“Capacete
O TST (Tribunal Superior do Trabalho) deu ganho de causa a um motociclista que se acidentou e cobrava indenização do empregador. A companhia em que trabalhava era do setor de energia. E alegou que, como a atividade do funcionário não era de risco --ele fazia operações de corte e religação de energia elétrica--, ela não poderia ser responsabilizada pelo acidente, a não ser que fosse comprovado culpa ou dolo.
Houve polêmica entre os magistrados do TST. Alguns consideraram que os motoqueiros não estão expostos a riscos maiores que os demais motoristas. Prevaleceu a linha que dizia que, como o uso da moto era da conveniência da empresa, para acelerar o serviço, ela deveria arcar com o dano. O funcionário teve a perna amputada.
Foram levadas em conta estatísticas que mostram que 27% dos acidentes com motos são fatais, contra 13% de carros e 4% de caminhões”
Essa é uma decisão muito importante e que, se mantida, pode mudar substancialmente as relações de trabalho no país.
Para entender a mudança, primeiro precisamos entender uma diferença que existe entre a legislação cível e a legislação trabalhista.
O art. 927 do Código Civil, e seu parágrafo único, dizem que em determinadas hipóteses, a indenização decorre apenas do risco da atividade exercida, independente de dolo ou culpa: “Aquele que, por ato ilícito causar dano a outrem, fica obrigado a repará-lo (...) Haverá obrigação de reparar o dano, independentemente de culpa, nos casos especificados em lei, ou quando a atividade normalmente desenvolvida pelo autor do dano implicar, por sua natureza, risco para os direitos de outrem”.
Na prática isso significa que é possível responsabilizar alguém simplesmente pela exploração de determinada atividade econômica, como, por exemplo, o transporte de pessoas.
É a chamada teoria do risco, isto é, ao exercer determinada atividade, a pessoa assume o risco de ser obrigada a indenizar caso sua atividade cause prejuízos a alguém, independentemente de culpa ou dolo.
A pessoa que compra uma passagem de avião, por exemplo, tem o direito de ser indenizado (ou seus familiares) se a aeronave cair. Não importa o motivo. Seja porque faltou gasolina (culpa da empresa) ou simplesmente caiu um raio de surpresa (caso fortuito, já que a empresa não tinha como prever aquele raio).
Já a responsabilidade do empregador pelos acidentes com seus funcionários decorre, em princípio, apenas na hipótese de dolo ou culpa da empresa.
A Constituição estabelece no art. 7º, XXVIII que “são direitos dos trabalhadores urbanos e rurais (...) seguro contra acidentes de trabalho, a cargo do empregador, sem excluir a indenização a que este está obrigado, quando incorrer em dolo ou culpa”.

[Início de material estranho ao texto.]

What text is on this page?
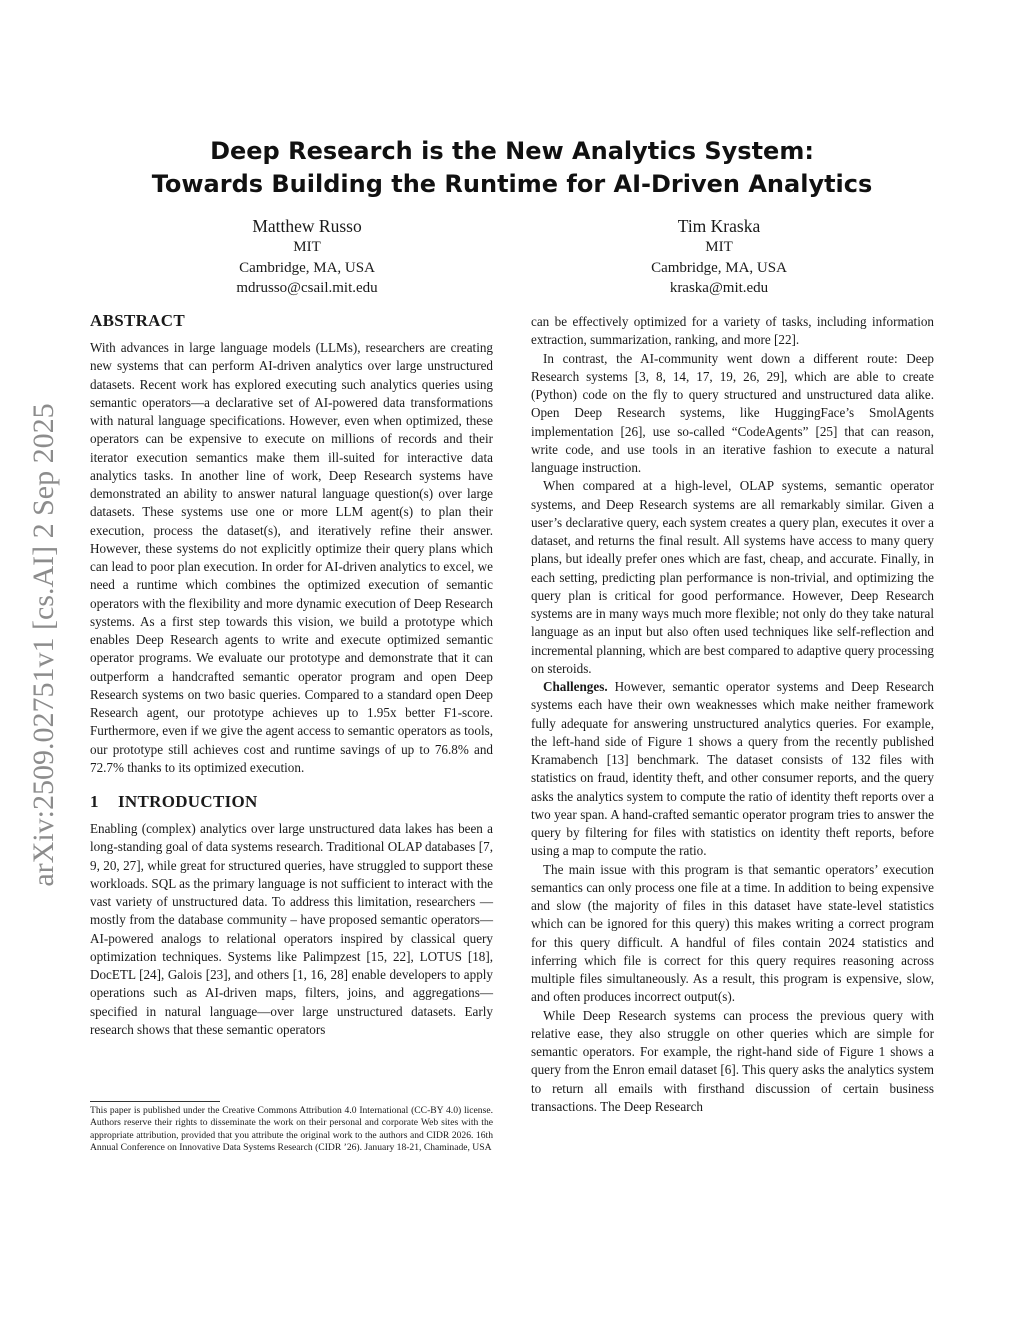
arXiv:2509.02751v1 [cs.AI] 2 Sep 2025
Deep Research is the New Analytics System:
Towards Building the Runtime for AI-Driven Analytics
Matthew Russo
MIT
Cambridge, MA, USA
mdrusso@csail.mit.edu
Tim Kraska
MIT
Cambridge, MA, USA
kraska@mit.edu
ABSTRACT

With advances in large language models (LLMs), researchers are creating new systems that can perform AI-driven analytics over large unstructured datasets. Recent work has explored executing such analytics queries using semantic operators—a declarative set of AI-powered data transformations with natural language specifications. However, even when optimized, these operators can be expensive to execute on millions of records and their iterator execution semantics make them ill-suited for interactive data analytics tasks. In another line of work, Deep Research systems have demonstrated an ability to answer natural language question(s) over large datasets. These systems use one or more LLM agent(s) to plan their execution, process the dataset(s), and iteratively refine their answer. However, these systems do not explicitly optimize their query plans which can lead to poor plan execution. In order for AI-driven analytics to excel, we need a runtime which combines the optimized execution of semantic operators with the flexibility and more dynamic execution of Deep Research systems. As a first step towards this vision, we build a prototype which enables Deep Research agents to write and execute optimized semantic operator programs. We evaluate our prototype and demonstrate that it can outperform a handcrafted semantic operator program and open Deep Research systems on two basic queries. Compared to a standard open Deep Research agent, our prototype achieves up to 1.95x better F1-score. Furthermore, even if we give the agent access to semantic operators as tools, our prototype still achieves cost and runtime savings of up to 76.8% and 72.7% thanks to its optimized execution.

1 INTRODUCTION

Enabling (complex) analytics over large unstructured data lakes has been a long-standing goal of data systems research. Traditional OLAP databases [7, 9, 20, 27], while great for structured queries, have struggled to support these workloads. SQL as the primary language is not sufficient to interact with the vast variety of unstructured data. To address this limitation, researchers — mostly from the database community – have proposed semantic operators—AI-powered analogs to relational operators inspired by classical query optimization techniques. Systems like Palimpzest [15, 22], LOTUS [18], DocETL [24], Galois [23], and others [1, 16, 28] enable developers to apply operations such as AI-driven maps, filters, joins, and aggregations—specified in natural language—over large unstructured datasets. Early research shows that these semantic operators

can be effectively optimized for a variety of tasks, including information extraction, summarization, ranking, and more [22].

In contrast, the AI-community went down a different route: Deep Research systems [3, 8, 14, 17, 19, 26, 29], which are able to create (Python) code on the fly to query structured and unstructured data alike. Open Deep Research systems, like HuggingFace’s SmolAgents implementation [26], use so-called “CodeAgents” [25] that can reason, write code, and use tools in an iterative fashion to execute a natural language instruction.

When compared at a high-level, OLAP systems, semantic operator systems, and Deep Research systems are all remarkably similar. Given a user’s declarative query, each system creates a query plan, executes it over a dataset, and returns the final result. All systems have access to many query plans, but ideally prefer ones which are fast, cheap, and accurate. Finally, in each setting, predicting plan performance is non-trivial, and optimizing the query plan is critical for good performance. However, Deep Research systems are in many ways much more flexible; not only do they take natural language as an input but also often used techniques like self-reflection and incremental planning, which are best compared to adaptive query processing on steroids.

Challenges. However, semantic operator systems and Deep Research systems each have their own weaknesses which make neither framework fully adequate for answering unstructured analytics queries. For example, the left-hand side of Figure 1 shows a query from the recently published Kramabench [13] benchmark. The dataset consists of 132 files with statistics on fraud, identity theft, and other consumer reports, and the query asks the analytics system to compute the ratio of identity theft reports over a two year span. A hand-crafted semantic operator program tries to answer the query by filtering for files with statistics on identity theft reports, before using a map to compute the ratio.

The main issue with this program is that semantic operators’ execution semantics can only process one file at a time. In addition to being expensive and slow (the majority of files in this dataset have state-level statistics which can be ignored for this query) this makes writing a correct program for this query difficult. A handful of files contain 2024 statistics and inferring which file is correct for this query requires reasoning across multiple files simultaneously. As a result, this program is expensive, slow, and often produces incorrect output(s).

While Deep Research systems can process the previous query with relative ease, they also struggle on other queries which are simple for semantic operators. For example, the right-hand side of Figure 1 shows a query from the Enron email dataset [6]. This query asks the analytics system to return all emails with firsthand discussion of certain business transactions. The Deep Research

This paper is published under the Creative Commons Attribution 4.0 International (CC-BY 4.0) license. Authors reserve their rights to disseminate the work on their personal and corporate Web sites with the appropriate attribution, provided that you attribute the original work to the authors and CIDR 2026. 16th Annual Conference on Innovative Data Systems Research (CIDR ’26). January 18-21, Chaminade, USA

Ou seja, a própria Constituição definiu que o empregador só está obrigado a indenizar o empregado nas hipóteses de “dolo ou culpa” da empresa.
Voltando ao exemplo do avião, a tripulação da aeronave, para ser indenizada, teria que comprovar a culpa do empregador pelo fato que causou a queda da aeronave.
O mesmo bem jurídico ‘vida’ passa a ter dois valores: o passageiro recebe a indenização rapidamente, porque basta provar que estava no avião, já o tripulante tem de provar que o acidente ocorreu por culpa ou dolo da empresa empregadora.
Se a empresa comprovar que a tempestade era inesperada e as medidas de segurança da aeronave estavam em dia, ela não deve indenizar.
Bem, isso até hoje, porque a decisão narrada na matéria acima determinou que a empresa tem a obrigação de pagar seu funcionário, independente de sua culpa ou dolo, ou seja, ele tem direito à indenização pelo simples fato de estar em horário de trabalho e a serviço da empresa.
Até hoje, o motoboy teria de comprovar o dolo ou culpa da empresa. Por exemplo, se foi um carro que atingiu o motoboy após atravessar o farol vermelho, a culpa da empresa estaria afastada.
Porém, o TST decidiu pela aplicação da teoria do risco do Código Civil, já que a empresa se beneficiou colocando o eletricista numa motocicleta, em vez de transportá-lo num carro com motorista. Ou seja, já que ela está se beneficiando, ela se torna responsável pelos acidentes que ele sofrer enquanto ele estiver trabalhando, independente de culpa ou dolo.